New York – the most expensive city in the world
New York has been named the most expensive city around the globe, thanks to the power of the US dollar and the high rate of inflation, says Quane. This has also resulted in all the other US cities rising in the rankings this year, with San Francisco now in sixth and Los Angeles entering the global top 20.

However, the majority of European areas have seen declines in their position despite rising inflation rates triggered by rising food and fuel prices. This was mostly due to the weakening of the dollar and British sterling, which have reduced the cost of living in towns and cities less expensive compared to other cities in the world.

“Following the substantial decline in the value of the euro to equal to the US dollar European cities sank in the rankings despite rising inflation rates caused by the conflict that rages in Ukraine,” notes Quane. “Throughout all of the regions, just nine cities made it to the top of the rankings and London being among the nine. The eurozone wasn’t alone in this, as other currencies were also devalued in comparison to the US dollar.”

Kassia by Hong Leong Holdings

Arena Esports Hotel, the owner of the “esports game arena themed” hotel that shares the identical brand, secured a site for a brand new hotel on Cuppage Terrace, the row of shops that line Cuppage Road in the Orchard Road region.

Kassia by Hong Leong Holdings and Tripartite Developers, a consortium of real estate giants as the developer behind Kassia Condo.

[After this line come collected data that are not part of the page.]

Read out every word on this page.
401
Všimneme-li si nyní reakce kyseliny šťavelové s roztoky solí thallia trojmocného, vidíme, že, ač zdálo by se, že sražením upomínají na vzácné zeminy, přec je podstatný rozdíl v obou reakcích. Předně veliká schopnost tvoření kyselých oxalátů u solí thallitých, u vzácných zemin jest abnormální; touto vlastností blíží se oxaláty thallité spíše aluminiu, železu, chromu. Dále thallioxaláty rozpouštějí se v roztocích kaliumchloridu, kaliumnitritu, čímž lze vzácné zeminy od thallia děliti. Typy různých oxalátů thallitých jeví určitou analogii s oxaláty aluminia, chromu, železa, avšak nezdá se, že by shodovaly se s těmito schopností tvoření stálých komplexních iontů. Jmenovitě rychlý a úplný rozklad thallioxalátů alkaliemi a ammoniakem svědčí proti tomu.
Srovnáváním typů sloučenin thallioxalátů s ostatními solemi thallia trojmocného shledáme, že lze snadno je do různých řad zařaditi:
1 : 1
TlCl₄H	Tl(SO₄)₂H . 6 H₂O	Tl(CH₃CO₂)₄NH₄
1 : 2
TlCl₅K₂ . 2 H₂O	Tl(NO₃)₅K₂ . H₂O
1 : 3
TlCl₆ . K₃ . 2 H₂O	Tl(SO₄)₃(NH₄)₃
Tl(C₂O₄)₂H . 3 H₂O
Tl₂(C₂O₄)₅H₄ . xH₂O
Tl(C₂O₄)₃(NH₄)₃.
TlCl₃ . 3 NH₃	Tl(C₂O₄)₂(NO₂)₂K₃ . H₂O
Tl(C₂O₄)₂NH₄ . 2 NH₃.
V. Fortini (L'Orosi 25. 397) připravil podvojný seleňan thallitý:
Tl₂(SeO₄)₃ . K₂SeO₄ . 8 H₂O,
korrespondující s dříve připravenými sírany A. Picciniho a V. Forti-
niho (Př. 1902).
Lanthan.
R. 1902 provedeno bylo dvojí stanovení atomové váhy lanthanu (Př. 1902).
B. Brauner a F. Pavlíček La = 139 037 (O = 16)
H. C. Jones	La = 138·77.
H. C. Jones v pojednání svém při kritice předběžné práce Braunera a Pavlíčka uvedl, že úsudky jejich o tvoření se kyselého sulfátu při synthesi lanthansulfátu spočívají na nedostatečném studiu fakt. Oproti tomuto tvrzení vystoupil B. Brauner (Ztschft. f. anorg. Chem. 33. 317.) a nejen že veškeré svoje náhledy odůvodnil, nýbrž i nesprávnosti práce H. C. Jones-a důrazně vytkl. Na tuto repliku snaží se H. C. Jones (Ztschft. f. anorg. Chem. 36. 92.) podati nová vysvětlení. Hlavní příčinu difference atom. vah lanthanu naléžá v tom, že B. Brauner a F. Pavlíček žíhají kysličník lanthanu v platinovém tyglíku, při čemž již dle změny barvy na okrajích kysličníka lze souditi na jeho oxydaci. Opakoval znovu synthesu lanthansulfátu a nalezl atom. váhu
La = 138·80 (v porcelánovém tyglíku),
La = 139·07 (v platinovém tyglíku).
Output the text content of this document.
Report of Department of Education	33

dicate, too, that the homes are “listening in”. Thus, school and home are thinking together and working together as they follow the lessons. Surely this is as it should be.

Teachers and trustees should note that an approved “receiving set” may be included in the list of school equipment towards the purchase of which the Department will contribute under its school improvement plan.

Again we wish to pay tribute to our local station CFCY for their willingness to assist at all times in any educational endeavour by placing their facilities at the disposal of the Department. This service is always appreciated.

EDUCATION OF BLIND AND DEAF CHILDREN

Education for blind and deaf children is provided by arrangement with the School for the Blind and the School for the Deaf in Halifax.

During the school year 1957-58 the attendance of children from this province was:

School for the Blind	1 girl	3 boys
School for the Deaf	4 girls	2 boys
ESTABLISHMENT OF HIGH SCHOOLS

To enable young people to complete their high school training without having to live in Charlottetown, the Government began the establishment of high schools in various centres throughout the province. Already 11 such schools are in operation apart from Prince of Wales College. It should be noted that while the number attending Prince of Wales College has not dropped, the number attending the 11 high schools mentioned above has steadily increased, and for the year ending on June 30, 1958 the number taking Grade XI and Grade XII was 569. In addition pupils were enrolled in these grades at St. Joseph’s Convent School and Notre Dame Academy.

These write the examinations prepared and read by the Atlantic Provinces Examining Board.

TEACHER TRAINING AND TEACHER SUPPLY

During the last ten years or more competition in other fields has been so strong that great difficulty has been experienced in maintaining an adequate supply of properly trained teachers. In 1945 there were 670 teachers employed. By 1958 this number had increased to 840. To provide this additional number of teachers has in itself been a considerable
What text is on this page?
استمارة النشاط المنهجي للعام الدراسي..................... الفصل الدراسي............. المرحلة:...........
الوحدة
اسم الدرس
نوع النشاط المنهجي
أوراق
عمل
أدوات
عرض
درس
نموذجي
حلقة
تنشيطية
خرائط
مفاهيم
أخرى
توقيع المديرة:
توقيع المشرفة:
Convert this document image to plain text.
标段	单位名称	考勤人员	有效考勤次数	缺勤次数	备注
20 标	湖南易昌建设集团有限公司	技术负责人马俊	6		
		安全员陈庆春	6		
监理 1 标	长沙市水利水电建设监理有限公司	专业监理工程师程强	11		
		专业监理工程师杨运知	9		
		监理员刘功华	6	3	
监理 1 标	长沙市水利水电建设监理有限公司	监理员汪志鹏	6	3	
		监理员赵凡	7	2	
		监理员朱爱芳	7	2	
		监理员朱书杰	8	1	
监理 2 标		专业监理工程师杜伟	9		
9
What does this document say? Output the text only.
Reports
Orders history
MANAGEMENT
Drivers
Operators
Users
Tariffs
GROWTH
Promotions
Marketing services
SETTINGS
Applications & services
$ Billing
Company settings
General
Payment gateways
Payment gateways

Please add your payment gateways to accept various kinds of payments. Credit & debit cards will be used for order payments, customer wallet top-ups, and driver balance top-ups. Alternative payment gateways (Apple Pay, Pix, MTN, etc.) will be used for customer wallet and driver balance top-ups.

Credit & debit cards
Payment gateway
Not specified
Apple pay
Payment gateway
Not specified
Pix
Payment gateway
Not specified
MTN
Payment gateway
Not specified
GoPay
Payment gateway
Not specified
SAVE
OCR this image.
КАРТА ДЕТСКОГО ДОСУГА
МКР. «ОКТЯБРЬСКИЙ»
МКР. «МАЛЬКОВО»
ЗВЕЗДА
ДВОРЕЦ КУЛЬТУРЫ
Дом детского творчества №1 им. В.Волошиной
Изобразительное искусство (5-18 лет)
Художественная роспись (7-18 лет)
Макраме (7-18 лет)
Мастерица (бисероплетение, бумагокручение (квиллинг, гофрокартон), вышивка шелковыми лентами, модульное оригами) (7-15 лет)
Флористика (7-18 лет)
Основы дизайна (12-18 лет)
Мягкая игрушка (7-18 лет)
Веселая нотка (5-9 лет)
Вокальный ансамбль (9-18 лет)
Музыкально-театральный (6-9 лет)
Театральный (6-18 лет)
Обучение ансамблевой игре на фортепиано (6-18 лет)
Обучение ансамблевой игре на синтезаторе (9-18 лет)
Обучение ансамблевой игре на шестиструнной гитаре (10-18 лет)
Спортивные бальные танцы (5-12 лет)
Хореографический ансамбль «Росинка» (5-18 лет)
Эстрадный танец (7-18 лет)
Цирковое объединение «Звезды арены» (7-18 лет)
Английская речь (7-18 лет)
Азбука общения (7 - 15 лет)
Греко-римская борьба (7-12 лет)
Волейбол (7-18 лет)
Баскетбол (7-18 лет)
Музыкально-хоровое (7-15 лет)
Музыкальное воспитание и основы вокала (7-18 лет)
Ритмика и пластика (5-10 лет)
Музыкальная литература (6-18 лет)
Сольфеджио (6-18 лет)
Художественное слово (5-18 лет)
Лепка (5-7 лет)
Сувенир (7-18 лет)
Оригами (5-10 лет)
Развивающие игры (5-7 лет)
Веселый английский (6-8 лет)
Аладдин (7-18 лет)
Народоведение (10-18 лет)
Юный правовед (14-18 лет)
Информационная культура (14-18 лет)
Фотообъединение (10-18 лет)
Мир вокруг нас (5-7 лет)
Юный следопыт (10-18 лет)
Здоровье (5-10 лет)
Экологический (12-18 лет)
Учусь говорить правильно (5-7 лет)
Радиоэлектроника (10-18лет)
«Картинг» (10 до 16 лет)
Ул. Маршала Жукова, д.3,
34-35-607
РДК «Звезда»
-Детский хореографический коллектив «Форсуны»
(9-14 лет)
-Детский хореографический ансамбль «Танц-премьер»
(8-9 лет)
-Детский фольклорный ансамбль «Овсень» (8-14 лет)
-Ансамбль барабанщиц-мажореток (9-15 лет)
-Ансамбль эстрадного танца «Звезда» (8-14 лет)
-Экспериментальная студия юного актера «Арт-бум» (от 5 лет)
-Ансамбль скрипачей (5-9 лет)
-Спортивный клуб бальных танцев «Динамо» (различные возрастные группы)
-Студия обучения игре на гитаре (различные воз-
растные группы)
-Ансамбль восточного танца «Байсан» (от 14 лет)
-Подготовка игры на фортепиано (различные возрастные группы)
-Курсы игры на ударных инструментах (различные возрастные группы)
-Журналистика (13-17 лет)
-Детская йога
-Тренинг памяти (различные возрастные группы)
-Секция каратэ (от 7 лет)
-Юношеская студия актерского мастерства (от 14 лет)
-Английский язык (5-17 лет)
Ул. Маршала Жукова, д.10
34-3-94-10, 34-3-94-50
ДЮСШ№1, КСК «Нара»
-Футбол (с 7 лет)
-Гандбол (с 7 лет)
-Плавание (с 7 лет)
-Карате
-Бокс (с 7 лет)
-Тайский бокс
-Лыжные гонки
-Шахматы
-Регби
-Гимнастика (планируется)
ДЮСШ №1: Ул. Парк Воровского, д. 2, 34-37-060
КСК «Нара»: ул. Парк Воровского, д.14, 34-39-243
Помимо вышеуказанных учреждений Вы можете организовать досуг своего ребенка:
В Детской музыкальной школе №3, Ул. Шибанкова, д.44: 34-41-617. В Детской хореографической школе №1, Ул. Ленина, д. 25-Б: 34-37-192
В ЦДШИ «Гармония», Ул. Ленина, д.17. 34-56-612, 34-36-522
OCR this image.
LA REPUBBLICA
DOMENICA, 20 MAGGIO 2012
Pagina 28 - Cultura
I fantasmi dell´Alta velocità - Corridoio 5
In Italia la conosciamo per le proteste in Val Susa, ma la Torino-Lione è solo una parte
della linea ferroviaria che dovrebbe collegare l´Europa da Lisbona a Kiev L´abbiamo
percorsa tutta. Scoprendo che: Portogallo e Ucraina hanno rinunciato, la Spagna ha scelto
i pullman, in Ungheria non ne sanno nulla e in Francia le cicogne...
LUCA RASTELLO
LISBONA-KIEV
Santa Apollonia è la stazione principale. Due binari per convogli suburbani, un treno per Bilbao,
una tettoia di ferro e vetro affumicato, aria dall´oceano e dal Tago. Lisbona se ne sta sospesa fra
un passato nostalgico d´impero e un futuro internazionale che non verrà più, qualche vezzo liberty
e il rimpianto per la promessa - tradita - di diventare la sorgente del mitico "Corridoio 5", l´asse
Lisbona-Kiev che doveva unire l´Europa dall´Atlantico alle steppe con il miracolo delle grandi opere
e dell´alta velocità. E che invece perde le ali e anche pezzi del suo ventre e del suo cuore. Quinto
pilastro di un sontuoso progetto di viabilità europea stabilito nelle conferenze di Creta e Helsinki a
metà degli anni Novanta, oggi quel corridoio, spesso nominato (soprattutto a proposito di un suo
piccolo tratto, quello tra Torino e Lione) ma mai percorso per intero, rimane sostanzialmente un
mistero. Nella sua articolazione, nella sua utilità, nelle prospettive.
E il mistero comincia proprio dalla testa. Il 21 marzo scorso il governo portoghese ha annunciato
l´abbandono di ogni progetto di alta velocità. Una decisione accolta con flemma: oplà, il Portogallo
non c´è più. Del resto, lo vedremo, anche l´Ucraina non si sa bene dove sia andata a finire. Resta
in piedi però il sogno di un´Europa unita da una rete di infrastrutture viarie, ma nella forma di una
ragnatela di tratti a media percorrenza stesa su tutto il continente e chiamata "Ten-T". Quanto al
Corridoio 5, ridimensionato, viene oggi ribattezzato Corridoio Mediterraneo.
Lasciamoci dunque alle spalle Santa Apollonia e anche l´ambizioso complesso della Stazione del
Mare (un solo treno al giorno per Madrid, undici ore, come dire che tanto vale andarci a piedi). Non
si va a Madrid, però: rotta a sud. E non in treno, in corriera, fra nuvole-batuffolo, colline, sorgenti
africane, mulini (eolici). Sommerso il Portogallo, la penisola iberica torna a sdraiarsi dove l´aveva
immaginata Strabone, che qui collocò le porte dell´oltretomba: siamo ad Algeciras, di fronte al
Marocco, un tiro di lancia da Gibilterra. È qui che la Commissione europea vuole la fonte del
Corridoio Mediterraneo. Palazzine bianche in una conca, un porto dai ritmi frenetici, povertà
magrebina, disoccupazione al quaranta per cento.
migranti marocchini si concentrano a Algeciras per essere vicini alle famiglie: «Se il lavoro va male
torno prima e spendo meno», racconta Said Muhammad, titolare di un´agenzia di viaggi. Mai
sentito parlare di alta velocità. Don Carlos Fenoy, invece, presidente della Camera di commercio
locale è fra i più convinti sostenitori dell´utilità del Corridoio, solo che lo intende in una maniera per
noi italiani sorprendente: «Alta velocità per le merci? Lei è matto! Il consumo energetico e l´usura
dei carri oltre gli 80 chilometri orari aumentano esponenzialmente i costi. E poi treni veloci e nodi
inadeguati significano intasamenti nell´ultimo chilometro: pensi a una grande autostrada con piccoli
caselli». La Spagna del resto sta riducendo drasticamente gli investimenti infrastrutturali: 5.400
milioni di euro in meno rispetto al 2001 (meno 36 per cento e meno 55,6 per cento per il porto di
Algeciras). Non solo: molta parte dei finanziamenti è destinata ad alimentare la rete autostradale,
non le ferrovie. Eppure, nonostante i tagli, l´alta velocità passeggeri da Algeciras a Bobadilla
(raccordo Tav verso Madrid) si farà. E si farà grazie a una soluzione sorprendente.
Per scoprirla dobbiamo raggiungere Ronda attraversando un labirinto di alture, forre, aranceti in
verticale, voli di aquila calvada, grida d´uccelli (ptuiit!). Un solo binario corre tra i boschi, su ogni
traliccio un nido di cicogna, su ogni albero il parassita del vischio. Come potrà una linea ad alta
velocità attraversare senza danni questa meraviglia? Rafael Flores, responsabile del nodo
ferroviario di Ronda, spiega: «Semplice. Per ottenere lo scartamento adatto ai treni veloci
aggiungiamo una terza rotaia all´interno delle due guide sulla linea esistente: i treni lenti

The property is being lease from the the landlord Royal Holdings, a property investment company that is owned by property magnate Raj Kumar. According to a statement issued from Savills Retail & Lifestyle, who brokered the lease the space leased to Arena Esports Hotel encompasses 11 adjacent shophouses that have a total area of 12,000 square feet. The space was previously leased to a coworking operator.

“I believed it’d be a great idea to come up with a novel and exciting idea like an eSports Hotel inside a historical building. It was just a coincidence that Arena Esports and landlord Royal Holdings agreed with my idea,” says Sulian Tan-Wijaya the executive director of Savills Retail and Lifestyle.

It will become the second Arena Esports Hotel location located in Singapore after the 25,000 square foot flagship property located in Bugis Village that is scheduled to open in the 1st quarter of 2023. As per Savills, Arena Esports Hotel provides “a unique blend of co-working, gaming and co-living amenities in one location”. The brand new hotel on Cuppage Terrace will feature 46 rooms, a battlestation for esports competitions , and an open-air virtual real-time lounge for guests of the hotel.

“Savills was extremely helpful when the negotiation of lease agreements together with Royal Holdings and went the extra mile to secure the required permits from the authorities to ensure the best location in Orchard Road,” says Tracy Sheridan Tan, CEO of Arena Esports Hotel.

Kassia condominium

A shophouse that is a conservation site located in 34 Keong Saik Road is available for sale through an offer to purchase process that has a price guide that is $16 million. The three-storey shophouse is located on land of 1,066 sq feet and covers an estimated total built up area of 2662 square feet. The price guide works out to $6,010 per square foot depending on the area of built-up.

Kassia condominium is well-situated in a peaceful neighbourhood off Kassia, District 17 of Singapore.

Based on Wilkie Tay the associate director of marketing for PropNex which is also the only agent for marketing for the property The shophouse is located on an entrance that is both to Keong Saik Road and Teck Lim Road. The property is zoned for commercial use The entire property has also been granted approval for F&B use.

The shophouse is located within the Kreta Ayer Conservation Area and is located within the Chinatown enclave. It is walking distance from Outram Park MRT Station. Outram Park MRT Station which is an interchange point for three lines: the East-West, North-East, and Thomson-East Coast Lines; as also Chinatown MRT Station. Chinatown MRT Station which is an interchange point for both the Downtown as well as the North-East Lines.

The exercise to express interest to apply for the 34 Keong Saik Road will close on January 6 2023 at 3pm.